The bank also raised its GDP forecast for the first quarter from 7.1 percent to 10.2 percent, citing industrial production in the first two months rising 53.4 percent year-on-year, almost twice the 28.5 percent increase recorded in the previous quarter.
“The substantial growth in industrial production was chiefly driven by a strong rebound in outbound shipments, which climbed 52.5 percent from a year earlier in the first quarter,” Tony Phoo (符明財), Standard Chartered’s chief economist, said in a report.
Imports of capital goods soared by 73.8 percent in the first quarter, compared with 32.4 percent in the fourth quarter of last year, indicating that local enterprises had become more confident about the economy, the report said.
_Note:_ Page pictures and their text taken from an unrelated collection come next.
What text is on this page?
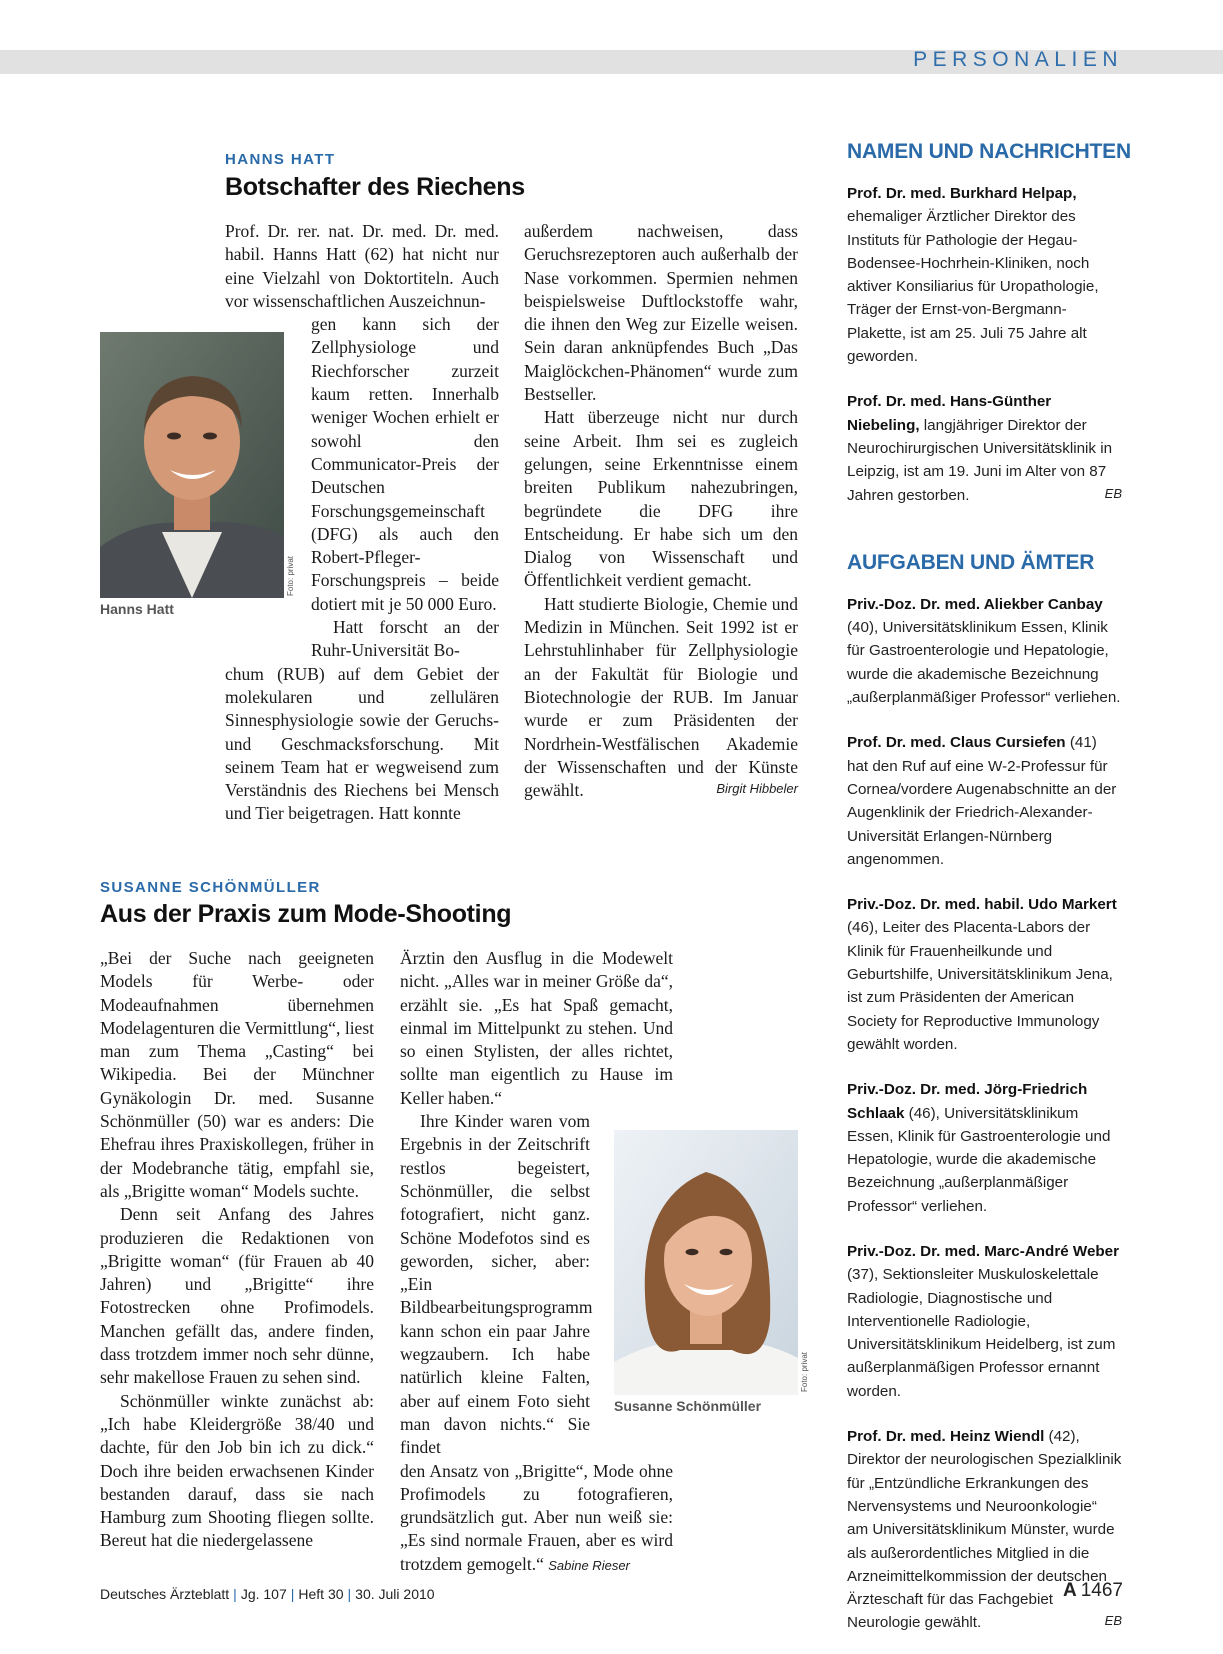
PERSONALIEN
HANNS HATT
Botschafter des Riechens

Prof. Dr. rer. nat. Dr. med. Dr. med. habil. Hanns Hatt (62) hat nicht nur eine Vielzahl von Doktortiteln. Auch vor wissenschaftlichen Auszeichnun-

gen kann sich der Zellphysiologe und Riechforscher zurzeit kaum retten. Innerhalb weniger Wochen erhielt er sowohl den Communicator-Preis der Deutschen Forschungsgemeinschaft (DFG) als auch den Robert-Pfleger-Forschungspreis – beide dotiert mit je 50 000 Euro.

Hatt forscht an der Ruhr-Universität Bo-

chum (RUB) auf dem Gebiet der molekularen und zellulären Sinnesphysiologie sowie der Geruchs- und Geschmacksforschung. Mit seinem Team hat er wegweisend zum Verständnis des Riechens bei Mensch und Tier beigetragen. Hatt konnte

außerdem nachweisen, dass Geruchsrezeptoren auch außerhalb der Nase vorkommen. Spermien nehmen beispielsweise Duftlockstoffe wahr, die ihnen den Weg zur Eizelle weisen. Sein daran anknüpfendes Buch „Das Maiglöckchen-Phänomen“ wurde zum Bestseller.

Hatt überzeuge nicht nur durch seine Arbeit. Ihm sei es zugleich gelungen, seine Erkenntnisse einem breiten Publikum nahezubringen, begründete die DFG ihre Entscheidung. Er habe sich um den Dialog von Wissenschaft und Öffentlichkeit verdient gemacht.

Hatt studierte Biologie, Chemie und Medizin in München. Seit 1992 ist er Lehrstuhlinhaber für Zellphysiologie an der Fakultät für Biologie und Biotechnologie der RUB. Im Januar wurde er zum Präsidenten der Nordrhein-Westfälischen Akademie der Wissenschaften und der Künste gewählt.	Birgit Hibbeler

Foto: privat
Hanns Hatt
SUSANNE SCHÖNMÜLLER
Aus der Praxis zum Mode-Shooting

„Bei der Suche nach geeigneten Models für Werbe- oder Modeaufnahmen übernehmen Modelagenturen die Vermittlung“, liest man zum Thema „Casting“ bei Wikipedia. Bei der Münchner Gynäkologin Dr. med. Susanne Schönmüller (50) war es anders: Die Ehefrau ihres Praxiskollegen, früher in der Modebranche tätig, empfahl sie, als „Brigitte woman“ Models suchte.

Denn seit Anfang des Jahres produzieren die Redaktionen von „Brigitte woman“ (für Frauen ab 40 Jahren) und „Brigitte“ ihre Fotostrecken ohne Profimodels. Manchen gefällt das, andere finden, dass trotzdem immer noch sehr dünne, sehr makellose Frauen zu sehen sind.

Schönmüller winkte zunächst ab: „Ich habe Kleidergröße 38/40 und dachte, für den Job bin ich zu dick.“ Doch ihre beiden erwachsenen Kinder bestanden darauf, dass sie nach Hamburg zum Shooting fliegen sollte. Bereut hat die niedergelassene

Ärztin den Ausflug in die Modewelt nicht. „Alles war in meiner Größe da“, erzählt sie. „Es hat Spaß gemacht, einmal im Mittelpunkt zu stehen. Und so einen Stylisten, der alles richtet, sollte man eigentlich zu Hause im Keller haben.“

Ihre Kinder waren vom Ergebnis in der Zeitschrift restlos begeistert, Schönmüller, die selbst fotografiert, nicht ganz. Schöne Modefotos sind es geworden, sicher, aber: „Ein Bildbearbeitungsprogramm kann schon ein paar Jahre wegzaubern. Ich habe natürlich kleine Falten, aber auf einem Foto sieht man davon nichts.“ Sie findet

den Ansatz von „Brigitte“, Mode ohne Profimodels zu fotografieren, grundsätzlich gut. Aber nun weiß sie: „Es sind normale Frauen, aber es wird trotzdem gemogelt.“ Sabine Rieser

Foto: privat
Susanne Schönmüller
NAMEN UND NACHRICHTEN

Prof. Dr. med. Burkhard Helpap, ehemaliger Ärztlicher Direktor des Instituts für Pathologie der Hegau-Bodensee-Hochrhein-Kliniken, noch aktiver Konsiliarius für Uropathologie, Träger der Ernst-von-Bergmann-Plakette, ist am 25. Juli 75 Jahre alt geworden.

Prof. Dr. med. Hans-Günther Niebeling, langjähriger Direktor der Neurochirurgischen Universitätsklinik in Leipzig, ist am 19. Juni im Alter von 87 Jahren gestorben.	EB

AUFGABEN UND ÄMTER

Priv.-Doz. Dr. med. Aliekber Canbay (40), Universitätsklinikum Essen, Klinik für Gastroenterologie und Hepatologie, wurde die akademische Bezeichnung „außerplanmäßiger Professor“ verliehen.

Prof. Dr. med. Claus Cursiefen (41) hat den Ruf auf eine W-2-Professur für Cornea/vordere Augenabschnitte an der Augenklinik der Friedrich-Alexander-Universität Erlangen-Nürnberg angenommen.

Priv.-Doz. Dr. med. habil. Udo Markert (46), Leiter des Placenta-Labors der Klinik für Frauenheilkunde und Geburtshilfe, Universitätsklinikum Jena, ist zum Präsidenten der American Society for Reproductive Immunology gewählt worden.

Priv.-Doz. Dr. med. Jörg-Friedrich Schlaak (46), Universitätsklinikum Essen, Klinik für Gastroenterologie und Hepatologie, wurde die akademische Bezeichnung „außerplanmäßiger Professor“ verliehen.

Priv.-Doz. Dr. med. Marc-André Weber (37), Sektionsleiter Muskuloskelettale Radiologie, Diagnostische und Interventionelle Radiologie, Universitätsklinikum Heidelberg, ist zum außerplanmäßigen Professor ernannt worden.

Prof. Dr. med. Heinz Wiendl (42), Direktor der neurologischen Spezialklinik für „Entzündliche Erkrankungen des Nervensystems und Neuroonkologie“ am Universitätsklinikum Münster, wurde als außerordentliches Mitglied in die Arzneimittelkommission der deutschen Ärzteschaft für das Fachgebiet Neurologie gewählt.	EB

Deutsches Ärzteblatt | Jg. 107 | Heft 30 | 30. Juli 2010	A 1467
Standard Chartered’s GDP forecast revision came after Citigroup Taiwan Inc raised Taiwan’s economic growth projection to 7.2 percent for the full year on Tuesday, outstripping the government’s estimate of 4.75 percent.
Amid concerns over rising energy and transportation costs, Standard Chartered revised upward its inflation forecast by a small margin from 1 percent to 1.3 percent for this year, saying that in the second half, the low base effect from last year would gradually decrease.
Phoo said, however, that inflation would not rise substantially before clearer signs of a comprehensive recovery in the high-tech sector emerge and in consideration of the current high unemployment rate of 5.25 percent.
“Based on this, we didn’t adjust our prediction of the central bank’s interest rates for this year — that is, the central bank will still keep its discount rate at a record low of 1.25 percent,” he said.
Nevertheless, strong economic growth is expected to slow down in the middle of this year as the leading economic indicators have shown signs of reduced growth since the fourth quarter of last year, the report said.